Not all of Europe uses the euro and many exports, even those to Europe, are priced in dollars. But exports to the euro bloc reached a sizable $10.5 billion, or 22% of Israel’s total, last year. Israel’s trade deficit with the EU widened 21% in the first half of the year.

Plastic products, like those made by Starplast, are especially vulnerable, with more than a third of the industry’s overseas sales going to Europe.

The Bank of Israel regularly buys dollars to rein in the stronger shekel. But that has provided little comfort to exporters, who have also suffered a decline of more than 5% in the value of the dollar since April, to 3.7890 shekels on Sunday.

The Israel Export Institute says the trade-weighted basket of currencies, which is what the Bank of Israel uses to measure the value of the shekel, is at its lowest since it was first used in July 1999.

Another especially vulnerable sector is farm exports, 45% of which go to the euro bloc. Dror Eigerman, CEO of Galil Export, said he has been shut out of Europe not only by the weak euro but also Russian sanctions against European agricultural products. That has meant Europe is saturated with locally grown fruits and vegetables. Meanwhile, Russia is closed off to Israeli farm exporters because of the collapse of the ruble.

“Right now, we’re selling only mangoes in Europe,” said Eigerman, who expects to sell more products as the high season gets underway – though doesn’t expect to earn much in the process. “We’ll exports citrus, avocado, pepper and potatoes, but every decline in the euro means less money will come back to us,” he said.

Eigerman said exporters don’t dare raise prices to compensate for the weak euro. “There are growers who are losing money. We get no help from the government.”
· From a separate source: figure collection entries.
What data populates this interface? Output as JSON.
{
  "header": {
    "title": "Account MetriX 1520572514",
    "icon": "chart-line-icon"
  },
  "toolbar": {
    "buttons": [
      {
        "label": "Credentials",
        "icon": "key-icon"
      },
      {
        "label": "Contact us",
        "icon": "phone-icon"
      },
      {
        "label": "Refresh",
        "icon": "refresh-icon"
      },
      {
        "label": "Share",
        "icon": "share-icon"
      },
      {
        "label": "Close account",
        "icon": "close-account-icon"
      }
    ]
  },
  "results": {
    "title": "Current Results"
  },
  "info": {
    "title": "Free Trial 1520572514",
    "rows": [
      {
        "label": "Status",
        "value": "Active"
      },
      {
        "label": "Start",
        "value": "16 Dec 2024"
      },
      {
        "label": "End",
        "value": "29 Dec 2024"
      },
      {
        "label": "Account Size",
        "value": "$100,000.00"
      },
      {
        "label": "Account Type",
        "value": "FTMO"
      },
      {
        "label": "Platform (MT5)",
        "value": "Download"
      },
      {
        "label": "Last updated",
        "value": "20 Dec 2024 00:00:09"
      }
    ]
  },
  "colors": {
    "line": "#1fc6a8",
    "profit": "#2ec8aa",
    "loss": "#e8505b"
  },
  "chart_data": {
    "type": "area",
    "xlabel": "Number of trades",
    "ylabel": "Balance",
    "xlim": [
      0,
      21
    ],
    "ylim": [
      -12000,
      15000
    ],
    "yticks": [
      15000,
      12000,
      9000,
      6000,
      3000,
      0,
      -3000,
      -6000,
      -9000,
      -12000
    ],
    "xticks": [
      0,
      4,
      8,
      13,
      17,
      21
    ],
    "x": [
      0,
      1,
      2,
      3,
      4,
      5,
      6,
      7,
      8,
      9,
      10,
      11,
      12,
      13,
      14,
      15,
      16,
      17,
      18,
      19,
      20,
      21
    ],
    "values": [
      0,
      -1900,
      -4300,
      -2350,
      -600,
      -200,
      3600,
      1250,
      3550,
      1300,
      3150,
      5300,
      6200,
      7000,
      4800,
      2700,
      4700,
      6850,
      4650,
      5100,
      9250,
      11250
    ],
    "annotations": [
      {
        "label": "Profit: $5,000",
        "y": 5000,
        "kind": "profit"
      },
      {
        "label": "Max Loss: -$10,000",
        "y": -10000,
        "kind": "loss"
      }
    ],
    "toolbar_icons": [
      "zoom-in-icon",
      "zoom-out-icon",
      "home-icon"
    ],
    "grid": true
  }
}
“You can’t hedge against exchanges over a long period of time, so we need to learn to live with fluctuations,” said Sam Donnerstein, CEO of Rav Bariach, which makes doors and locks. Industry needs help from other areas to improve its profitability, such as [lower] municipal rates and electricity costs.”

Donnerstein has a long list of things that could help exporters like himself, including speeding up the expansion of the national gas pipeline network to factories, to prove them with cheaper energy. He wants the government to subsidize marketing programs, worker training and provide more investment grants.

He also wants lower costs at the government’s ports monopoly. A plan to develop private ports is underway, but it will be several years before they begin operations.

Importers, meanwhile, have been in no hurry to lower their prices to the Israeli consumer. They claim their contracts with big Europeans manufacturers of automobiles, food and electronics are long-term ones. In any event, they work on credit lines of 60 to 90 days and can’t be sure the euro will remain at its current low level, especially as the Greek crisis seems to be close to resolving itself.

“It would be sufficient for one importer to lower prices for competition to develop,” said one, who asked not to be identified. “For now, it looks like everyone is waiting to see what will happen with Greece, and how it will affect the euro.”